Saturday, July 10, 2010

green island

No, not the delightful spot on the mainland side of the beautiful island - although we would not be surprised if some of this group made it out there.

Yet again this story is another in today's POST. How much Rottnest news can you fit into a 92-page paper?

ROTTNEST ISLAND WAS a sea of green this week as it became Kelly country.

Dozens from the extended family celebrated their 40th anniversary of getting together on the holiday paradise.

“There are 38 in-laws and out-laws here and we've been coming to Rottnest since 1970,” Brendon Kelly told the POST last weekend.

A family member even flew in from Washington DC for this year's nine-day sojourn, which also saw the celebration of two engagements.

The tradition began when Brendon's father Lou chose the island as his family's vacation destination.
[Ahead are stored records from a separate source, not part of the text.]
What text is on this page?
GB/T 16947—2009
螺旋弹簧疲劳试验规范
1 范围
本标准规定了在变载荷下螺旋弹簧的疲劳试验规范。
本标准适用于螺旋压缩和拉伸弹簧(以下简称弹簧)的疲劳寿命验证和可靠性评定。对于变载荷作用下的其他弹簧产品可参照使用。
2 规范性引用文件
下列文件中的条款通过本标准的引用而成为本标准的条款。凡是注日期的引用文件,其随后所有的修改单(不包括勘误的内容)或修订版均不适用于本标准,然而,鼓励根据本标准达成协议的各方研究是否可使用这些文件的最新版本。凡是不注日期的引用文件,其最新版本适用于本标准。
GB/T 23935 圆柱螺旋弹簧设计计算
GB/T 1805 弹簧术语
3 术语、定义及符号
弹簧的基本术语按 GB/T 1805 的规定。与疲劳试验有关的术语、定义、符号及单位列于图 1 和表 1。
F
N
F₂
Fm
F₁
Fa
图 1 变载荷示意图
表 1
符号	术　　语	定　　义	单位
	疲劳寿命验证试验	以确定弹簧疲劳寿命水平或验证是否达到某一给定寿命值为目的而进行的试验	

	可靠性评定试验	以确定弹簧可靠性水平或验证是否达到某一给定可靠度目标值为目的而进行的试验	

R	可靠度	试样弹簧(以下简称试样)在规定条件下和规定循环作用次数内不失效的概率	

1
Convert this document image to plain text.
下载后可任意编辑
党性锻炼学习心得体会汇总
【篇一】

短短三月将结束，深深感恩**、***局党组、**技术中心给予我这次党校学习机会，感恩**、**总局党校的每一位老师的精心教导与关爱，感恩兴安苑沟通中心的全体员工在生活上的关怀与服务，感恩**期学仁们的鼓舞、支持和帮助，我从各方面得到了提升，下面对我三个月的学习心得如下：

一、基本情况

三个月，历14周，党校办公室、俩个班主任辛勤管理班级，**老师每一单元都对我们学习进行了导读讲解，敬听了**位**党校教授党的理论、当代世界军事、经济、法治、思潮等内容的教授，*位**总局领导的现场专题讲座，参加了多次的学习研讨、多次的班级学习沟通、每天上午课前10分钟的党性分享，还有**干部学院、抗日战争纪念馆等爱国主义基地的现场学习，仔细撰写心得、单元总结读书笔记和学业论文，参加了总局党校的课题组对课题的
“He was born in Bunbury, was a great fan of the coast and decided Rottnest was appropriate,” Brendon said.

The first idyllic holiday with wife Marie and five kids was spent in what was then called Cottage X in north Thomson Bay.

“He always preferred to stay in a north Thomson unit or villa – never a bungalow – so we always have,” Brendon said.

The Kellys usually holiday in May, although sometimes they cross Gage Roads in June or July.

Marie now has great-grandchildren: her youngest grandson aged six months was with her on the island this week.

“We used to bring our own televisions in the early days,” she said.

Marie has been an active worshipper at the Holy Rosary Catholic parish in Doubleview for 55 years.

“We painted the ceiling of the Rottnest church when it was first built, and polished the brass – before that we used to worship in the picture hall,” she said.

Brendon said organising the annual event was easy.

“The women prepare lots of food and the men handle the beer and fishing,” he said.

“Our favourite fishing spots are the basin, Pinky's and the Thomson Bay jetty.”

Marie's son Kieran he did not know why some people complained about Rottnest.

“How many kids have got off their training wheels here?” he asked.

The Kellys all wore emerald green T-shirts made for the anniversary.

“Please don't make us look like a cult,” a younger female Kelly pleaded.

The family came to WA from Ireland's west coast.